Though this inference may be applicable to the remains of ancient literature more in the mass, than in detail; it nevertheless possesses a conclusive force when brought to bear upon vague and sweeping attacks upon the genuineness and integrity of ancient writings, as if they were incapable of any certain proof. Those who profess to entertain doubts of this sort, do not ordinarily apply themselves with care to the examination of any one instance, nor attempt patiently to refute particular proofs; but rather they fling about broad assertions, tending to destroy all confidence in the process and medium through which the records of antiquity have been conveyed to modern times. Now to such vague insinuations, a full and sufficient reply is given, when we adduce demonstrative proof of the authenticity of historical works which could not have contained consistent and circumstantial truth unless they had actually been written in the age to which they are attributed. If then some books have descended—entire, through eighteen or twenty centuries, others may have done so; and if so, then no objection can be maintained against ancient books, à priori; nor can any suspicion rest upon particular works—except such as may be justified by specific proofs of spuriousness.

CHAPTER XIII.
GENERAL PRINCIPLES, APPLICABLE TO QUESTIONS OF THE GENUINENESS AND AUTHENTICITY OF ANCIENT RECORDS.

Civilization has not ordinarily, if indeed it has ever done so, sprung up spontaneously in any land. A germ of the arts, and of literature, transmitted from people to people, and passed down from age to age, has taken root and become prolific, in a degree, proportioned generally to the amount and variety of those elements of social and intellectual improvement that may have been received from distant sources.

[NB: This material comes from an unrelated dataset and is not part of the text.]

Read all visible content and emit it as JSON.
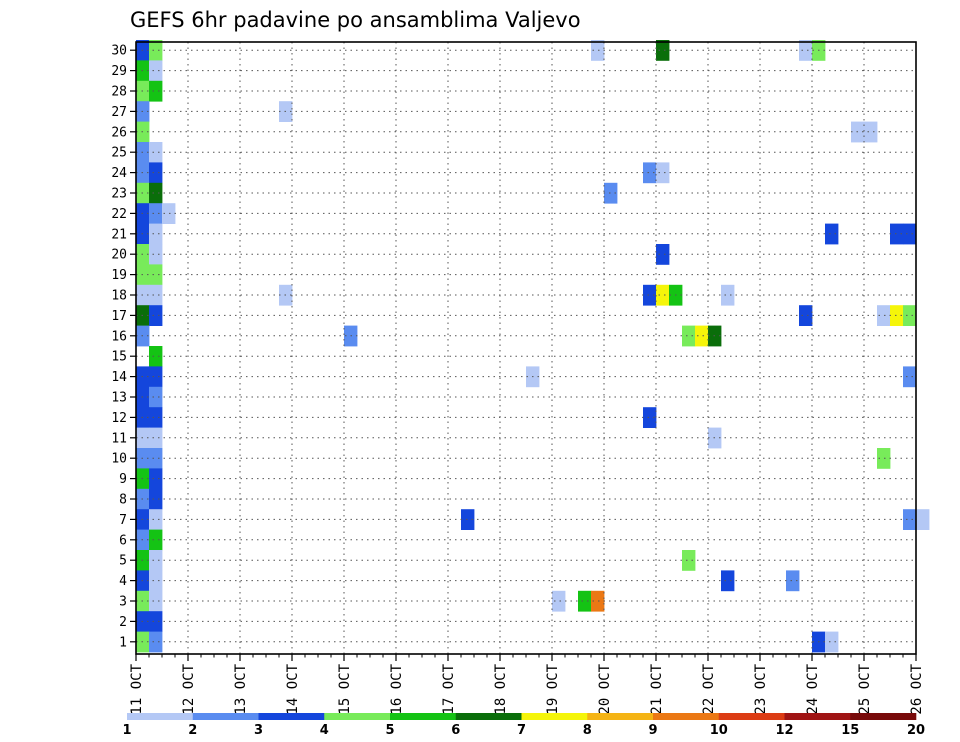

These germs of civilization may have been transported, and scattered by colonization, by trade, or by conquest; but they are never so fully expanded as when they are cherished by an imported literature. It is not by comparing themselves with themselves, that individuals, or that nations, become wise; and though there are fruits of genius which seem to owe nothing to extraneous sources, the general perfectionment of reason and of taste can be attained only by an extended knowledge of what has been thought and performed by men of other nations, and of other times.

Among all the inestimable advantages which have raised the inhabitants of England and of France and of Germany, above those of Turkey or of China, very few can be named that have not—directly or indirectly—sprung from a knowledge of the civilisation, the arts, and the literature of ancient nations. What is it that would be left to the people of Europe, if all this knowledge, and all its remote consequences, could at once be subtracted from their religious, their political, and their intellectual condition? But it must be remembered that it has chiefly been by the transmission of books, from age to age, that this yeast of civilisation is now possessed and enjoyed. If those works which we believe to be genuine are not so in fact, we may be said to hold all the blessings of social and intellectual advancement by a forged title. For on such a supposition the first stock, or the rudiment of our advantages has sprung from a mass of fabrications. No one entertains such a supposition; and yet it must be admitted if any general objections are to be allowed to disparage the mode in which ancient literature has been transmitted to modern times.

If we except the almost forgotten enterprise of the Jesuit, Harduin, no such general objections are ever formally made, or insinuated, in relation to the remains of classic literature, and this for two reasons;—first, because an attempt to support a sceptical doctrine of this sort would be treated by the learned with contempt, as proceeding from a whimsical love of paradox, or from an inane ambition to attract attention; and secondly, because the unlearned could never be induced to take so much interest in a controversy of this kind, as might reward the pains of those who attempted to delude them.